One chagrin that I have with your work is your use of the selfish gene and to a lesser extent evolutionary psychology. The selfish gene is simply wrong. The very notion is a misunderstanding of the role of a gene. It appeared in the era when it was observed that genes together make up only 1% to 20% of the DNA, the rest being relegated to the status of junk DNA. Anyone who learnt introductory genetics after 2000 has learnt better and cannot take such an idea seriously. Using this notion destroys your credibility instantly.
Evolutionary psychology misses a lot in its understanding of human nature. As far as I understand, it reduces the human to a drive for reproduction through the acquisition of resources and status. How does the love of and quest for diversity fit into this framework ? What about art and the quest for beauty ? Music and dancing are supposed to be indicators of fitness : really hard to believe. However the main problem with this approach is that it favours the sociable, gregarious, or "popular" in the American meaning the word. Those on the misanthropic scale should have been eliminated long ago : the solitary, lonesome, surly, gloomy, obstinate, peevish, heterodox characters. Yet all human populations have a significant share of such people.

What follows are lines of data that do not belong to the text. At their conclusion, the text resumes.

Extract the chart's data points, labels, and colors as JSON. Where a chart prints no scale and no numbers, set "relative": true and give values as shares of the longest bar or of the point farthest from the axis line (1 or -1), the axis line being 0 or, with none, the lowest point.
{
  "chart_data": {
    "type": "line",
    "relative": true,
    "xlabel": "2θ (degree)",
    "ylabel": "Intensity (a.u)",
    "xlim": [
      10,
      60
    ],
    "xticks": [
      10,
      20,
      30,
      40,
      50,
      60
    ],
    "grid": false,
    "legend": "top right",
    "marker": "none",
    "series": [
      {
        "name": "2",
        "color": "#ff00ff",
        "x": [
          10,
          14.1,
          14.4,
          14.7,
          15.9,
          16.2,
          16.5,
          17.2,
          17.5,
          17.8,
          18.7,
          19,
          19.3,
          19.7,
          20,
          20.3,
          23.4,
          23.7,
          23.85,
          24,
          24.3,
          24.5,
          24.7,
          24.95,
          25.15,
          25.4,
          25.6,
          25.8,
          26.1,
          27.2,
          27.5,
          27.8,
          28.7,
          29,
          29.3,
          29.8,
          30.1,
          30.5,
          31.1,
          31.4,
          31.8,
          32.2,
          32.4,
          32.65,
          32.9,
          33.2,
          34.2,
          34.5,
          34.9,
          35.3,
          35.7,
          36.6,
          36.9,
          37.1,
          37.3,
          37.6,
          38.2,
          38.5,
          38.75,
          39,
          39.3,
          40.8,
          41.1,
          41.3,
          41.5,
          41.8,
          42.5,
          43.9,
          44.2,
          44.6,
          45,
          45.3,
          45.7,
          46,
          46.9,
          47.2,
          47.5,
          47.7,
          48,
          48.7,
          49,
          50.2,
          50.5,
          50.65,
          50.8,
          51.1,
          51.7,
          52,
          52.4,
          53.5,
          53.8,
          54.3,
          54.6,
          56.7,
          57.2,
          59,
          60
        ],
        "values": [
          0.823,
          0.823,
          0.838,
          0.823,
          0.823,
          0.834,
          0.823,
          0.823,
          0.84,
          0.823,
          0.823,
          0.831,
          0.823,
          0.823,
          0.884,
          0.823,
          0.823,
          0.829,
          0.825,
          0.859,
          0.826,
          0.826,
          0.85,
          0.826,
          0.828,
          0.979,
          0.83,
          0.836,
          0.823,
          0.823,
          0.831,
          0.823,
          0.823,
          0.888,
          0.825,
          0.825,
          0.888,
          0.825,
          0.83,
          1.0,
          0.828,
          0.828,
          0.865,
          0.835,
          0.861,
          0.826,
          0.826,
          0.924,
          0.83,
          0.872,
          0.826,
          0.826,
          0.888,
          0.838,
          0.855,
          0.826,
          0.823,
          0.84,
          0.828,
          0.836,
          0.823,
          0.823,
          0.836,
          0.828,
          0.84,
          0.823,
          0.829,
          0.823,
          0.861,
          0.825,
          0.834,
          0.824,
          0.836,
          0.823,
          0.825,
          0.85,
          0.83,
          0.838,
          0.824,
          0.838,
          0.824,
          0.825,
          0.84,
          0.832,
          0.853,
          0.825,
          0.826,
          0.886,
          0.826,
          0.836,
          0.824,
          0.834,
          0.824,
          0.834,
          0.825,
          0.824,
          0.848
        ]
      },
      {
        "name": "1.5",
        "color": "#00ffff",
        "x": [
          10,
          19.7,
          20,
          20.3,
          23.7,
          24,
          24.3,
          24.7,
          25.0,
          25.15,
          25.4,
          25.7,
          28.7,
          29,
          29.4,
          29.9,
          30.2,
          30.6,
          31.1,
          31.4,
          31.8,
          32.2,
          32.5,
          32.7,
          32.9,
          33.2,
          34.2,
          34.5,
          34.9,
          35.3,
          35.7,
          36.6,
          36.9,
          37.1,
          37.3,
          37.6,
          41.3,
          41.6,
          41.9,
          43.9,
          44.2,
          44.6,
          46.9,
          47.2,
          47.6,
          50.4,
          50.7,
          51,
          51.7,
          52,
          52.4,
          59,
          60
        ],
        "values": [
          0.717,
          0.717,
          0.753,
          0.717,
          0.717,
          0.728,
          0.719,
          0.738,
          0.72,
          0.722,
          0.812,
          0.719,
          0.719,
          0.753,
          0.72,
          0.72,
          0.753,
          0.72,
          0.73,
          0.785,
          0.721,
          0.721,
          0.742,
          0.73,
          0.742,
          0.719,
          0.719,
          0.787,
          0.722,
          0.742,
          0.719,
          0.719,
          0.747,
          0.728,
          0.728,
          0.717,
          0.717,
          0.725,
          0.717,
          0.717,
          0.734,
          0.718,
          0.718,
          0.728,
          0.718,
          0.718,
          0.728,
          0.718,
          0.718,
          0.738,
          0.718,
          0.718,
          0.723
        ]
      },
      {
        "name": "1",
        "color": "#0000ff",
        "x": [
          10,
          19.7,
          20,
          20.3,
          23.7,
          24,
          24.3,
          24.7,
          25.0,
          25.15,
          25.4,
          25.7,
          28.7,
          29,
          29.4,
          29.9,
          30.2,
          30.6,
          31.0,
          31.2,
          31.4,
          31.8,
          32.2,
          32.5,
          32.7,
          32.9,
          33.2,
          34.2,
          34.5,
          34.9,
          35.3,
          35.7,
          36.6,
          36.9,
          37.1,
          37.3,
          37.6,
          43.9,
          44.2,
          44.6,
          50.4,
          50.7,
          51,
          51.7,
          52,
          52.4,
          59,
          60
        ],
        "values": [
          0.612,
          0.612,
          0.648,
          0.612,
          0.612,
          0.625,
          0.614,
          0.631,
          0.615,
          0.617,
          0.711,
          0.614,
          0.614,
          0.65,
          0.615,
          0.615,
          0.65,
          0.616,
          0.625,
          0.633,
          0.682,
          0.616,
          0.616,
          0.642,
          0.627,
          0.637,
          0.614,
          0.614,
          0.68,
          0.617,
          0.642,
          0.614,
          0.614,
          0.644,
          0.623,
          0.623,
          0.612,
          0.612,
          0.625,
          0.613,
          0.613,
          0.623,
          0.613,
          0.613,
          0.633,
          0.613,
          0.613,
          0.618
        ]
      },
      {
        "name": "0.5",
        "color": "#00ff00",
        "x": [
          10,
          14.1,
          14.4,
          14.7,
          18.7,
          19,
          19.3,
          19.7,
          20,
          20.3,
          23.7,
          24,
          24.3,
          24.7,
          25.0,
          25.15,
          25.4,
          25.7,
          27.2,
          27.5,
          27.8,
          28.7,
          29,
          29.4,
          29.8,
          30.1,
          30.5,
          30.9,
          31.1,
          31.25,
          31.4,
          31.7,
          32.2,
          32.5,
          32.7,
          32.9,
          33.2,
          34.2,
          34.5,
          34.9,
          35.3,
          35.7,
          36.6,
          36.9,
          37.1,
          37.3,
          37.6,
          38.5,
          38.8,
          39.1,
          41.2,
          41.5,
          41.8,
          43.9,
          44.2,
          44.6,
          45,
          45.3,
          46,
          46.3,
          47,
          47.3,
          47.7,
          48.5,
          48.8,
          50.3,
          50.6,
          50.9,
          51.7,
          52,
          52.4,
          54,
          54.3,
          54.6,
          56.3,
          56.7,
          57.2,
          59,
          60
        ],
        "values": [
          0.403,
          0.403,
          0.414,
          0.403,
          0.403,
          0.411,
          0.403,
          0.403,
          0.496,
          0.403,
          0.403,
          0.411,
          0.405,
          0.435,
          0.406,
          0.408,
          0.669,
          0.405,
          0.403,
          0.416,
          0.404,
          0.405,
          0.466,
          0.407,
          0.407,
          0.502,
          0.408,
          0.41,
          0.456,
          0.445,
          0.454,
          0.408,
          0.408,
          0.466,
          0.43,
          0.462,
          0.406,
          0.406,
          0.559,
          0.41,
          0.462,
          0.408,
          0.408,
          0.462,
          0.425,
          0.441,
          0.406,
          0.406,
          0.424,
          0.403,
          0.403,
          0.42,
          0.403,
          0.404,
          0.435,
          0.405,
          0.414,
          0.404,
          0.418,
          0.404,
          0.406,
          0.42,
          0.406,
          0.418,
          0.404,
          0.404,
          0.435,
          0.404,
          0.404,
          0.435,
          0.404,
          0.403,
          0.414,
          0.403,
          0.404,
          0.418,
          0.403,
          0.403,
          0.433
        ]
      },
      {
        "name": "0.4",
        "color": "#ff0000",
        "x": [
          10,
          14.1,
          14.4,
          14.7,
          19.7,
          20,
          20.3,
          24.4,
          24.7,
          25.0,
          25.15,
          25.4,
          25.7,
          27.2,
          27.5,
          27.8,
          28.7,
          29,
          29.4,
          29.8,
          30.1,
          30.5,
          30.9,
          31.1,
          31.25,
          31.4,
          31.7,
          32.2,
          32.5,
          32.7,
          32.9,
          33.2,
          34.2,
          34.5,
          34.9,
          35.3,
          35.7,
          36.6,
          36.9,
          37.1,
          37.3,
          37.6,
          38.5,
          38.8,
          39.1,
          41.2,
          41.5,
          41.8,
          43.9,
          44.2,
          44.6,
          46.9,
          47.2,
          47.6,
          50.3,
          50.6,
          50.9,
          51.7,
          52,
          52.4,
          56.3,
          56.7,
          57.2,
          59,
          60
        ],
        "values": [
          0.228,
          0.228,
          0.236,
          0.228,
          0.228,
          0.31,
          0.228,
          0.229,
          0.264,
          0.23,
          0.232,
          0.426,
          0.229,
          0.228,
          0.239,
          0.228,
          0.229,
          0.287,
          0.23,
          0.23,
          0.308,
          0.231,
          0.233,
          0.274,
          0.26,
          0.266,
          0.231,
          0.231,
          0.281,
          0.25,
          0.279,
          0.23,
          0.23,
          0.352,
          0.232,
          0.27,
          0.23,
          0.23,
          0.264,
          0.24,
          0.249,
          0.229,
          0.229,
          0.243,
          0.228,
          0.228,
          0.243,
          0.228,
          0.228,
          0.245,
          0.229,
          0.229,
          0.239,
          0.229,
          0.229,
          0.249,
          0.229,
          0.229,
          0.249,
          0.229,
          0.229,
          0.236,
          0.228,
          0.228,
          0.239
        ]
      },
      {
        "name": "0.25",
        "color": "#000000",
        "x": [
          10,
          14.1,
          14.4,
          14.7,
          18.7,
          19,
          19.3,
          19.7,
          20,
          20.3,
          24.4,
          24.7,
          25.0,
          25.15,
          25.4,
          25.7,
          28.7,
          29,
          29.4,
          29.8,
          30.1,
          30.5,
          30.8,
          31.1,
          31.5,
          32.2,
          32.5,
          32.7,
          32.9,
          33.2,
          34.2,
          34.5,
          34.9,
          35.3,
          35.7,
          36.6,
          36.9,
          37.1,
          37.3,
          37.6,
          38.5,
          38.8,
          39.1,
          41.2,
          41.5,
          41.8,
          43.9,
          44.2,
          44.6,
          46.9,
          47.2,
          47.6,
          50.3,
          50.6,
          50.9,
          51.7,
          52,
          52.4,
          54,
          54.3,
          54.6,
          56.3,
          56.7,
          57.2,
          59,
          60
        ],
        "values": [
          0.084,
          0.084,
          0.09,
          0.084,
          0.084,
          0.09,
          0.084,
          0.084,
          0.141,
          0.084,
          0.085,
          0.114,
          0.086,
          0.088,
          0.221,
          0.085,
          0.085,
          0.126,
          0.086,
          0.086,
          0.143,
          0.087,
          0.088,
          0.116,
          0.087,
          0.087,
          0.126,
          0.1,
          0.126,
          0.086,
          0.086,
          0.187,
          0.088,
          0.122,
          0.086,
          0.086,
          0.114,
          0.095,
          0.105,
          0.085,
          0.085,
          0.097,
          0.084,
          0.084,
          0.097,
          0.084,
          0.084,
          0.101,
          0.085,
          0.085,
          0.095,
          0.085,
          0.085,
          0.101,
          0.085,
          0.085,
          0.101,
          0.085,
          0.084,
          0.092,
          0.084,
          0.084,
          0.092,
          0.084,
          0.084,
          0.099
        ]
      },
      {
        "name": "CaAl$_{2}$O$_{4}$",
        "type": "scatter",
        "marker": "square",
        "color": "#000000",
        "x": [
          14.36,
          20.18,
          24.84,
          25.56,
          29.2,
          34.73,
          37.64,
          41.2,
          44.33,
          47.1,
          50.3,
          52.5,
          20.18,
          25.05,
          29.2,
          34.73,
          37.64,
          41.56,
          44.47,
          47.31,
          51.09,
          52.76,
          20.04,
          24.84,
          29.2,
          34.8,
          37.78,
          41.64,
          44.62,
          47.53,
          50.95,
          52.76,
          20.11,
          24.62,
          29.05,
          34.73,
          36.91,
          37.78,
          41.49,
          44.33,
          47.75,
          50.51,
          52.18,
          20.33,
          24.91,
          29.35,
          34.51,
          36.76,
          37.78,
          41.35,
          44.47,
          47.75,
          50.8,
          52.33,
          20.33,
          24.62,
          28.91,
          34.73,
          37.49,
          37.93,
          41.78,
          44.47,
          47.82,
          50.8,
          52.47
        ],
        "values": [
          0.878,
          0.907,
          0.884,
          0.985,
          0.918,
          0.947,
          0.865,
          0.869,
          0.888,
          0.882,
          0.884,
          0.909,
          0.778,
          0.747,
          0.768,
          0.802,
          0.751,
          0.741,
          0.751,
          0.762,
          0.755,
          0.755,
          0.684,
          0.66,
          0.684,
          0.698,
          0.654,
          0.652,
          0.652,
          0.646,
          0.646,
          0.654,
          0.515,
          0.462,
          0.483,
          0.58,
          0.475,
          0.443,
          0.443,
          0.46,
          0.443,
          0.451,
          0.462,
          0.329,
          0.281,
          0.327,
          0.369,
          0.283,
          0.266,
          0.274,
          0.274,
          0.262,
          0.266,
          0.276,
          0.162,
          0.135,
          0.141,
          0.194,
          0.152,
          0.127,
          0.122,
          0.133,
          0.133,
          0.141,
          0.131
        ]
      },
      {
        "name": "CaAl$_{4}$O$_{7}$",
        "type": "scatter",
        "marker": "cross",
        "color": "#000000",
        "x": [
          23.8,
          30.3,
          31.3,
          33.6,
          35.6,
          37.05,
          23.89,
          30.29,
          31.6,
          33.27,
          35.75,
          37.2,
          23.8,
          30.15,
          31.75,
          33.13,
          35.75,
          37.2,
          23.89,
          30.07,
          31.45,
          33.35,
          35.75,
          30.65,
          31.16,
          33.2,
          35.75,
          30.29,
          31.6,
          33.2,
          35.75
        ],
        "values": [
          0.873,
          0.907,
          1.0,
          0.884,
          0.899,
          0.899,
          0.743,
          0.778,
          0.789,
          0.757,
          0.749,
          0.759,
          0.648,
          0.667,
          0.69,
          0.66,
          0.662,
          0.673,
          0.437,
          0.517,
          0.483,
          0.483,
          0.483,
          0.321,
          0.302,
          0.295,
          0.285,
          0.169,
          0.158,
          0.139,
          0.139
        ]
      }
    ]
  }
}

I do believe in the notion of cultural-genetic co-evolution. It does have explanatory power. But one has to define its boundaries correctly; and that is hard.
Have you read the Master and his Emissary, by McGilchrist? It brings a number of insights into the human mind from psychiatric and neurological studies.
I look forward to your book. I am French and Catholic and part of the Catholic elite excluded from power. I am amused that you discovered the French (legitimist and) organicist school. 200 years of denigration and suppression but still around. There must be something to it. Michéa is a former Communist. That is how he became a university professor. Being curious and honest he started to inquire beyond the frame of his intellectual formation.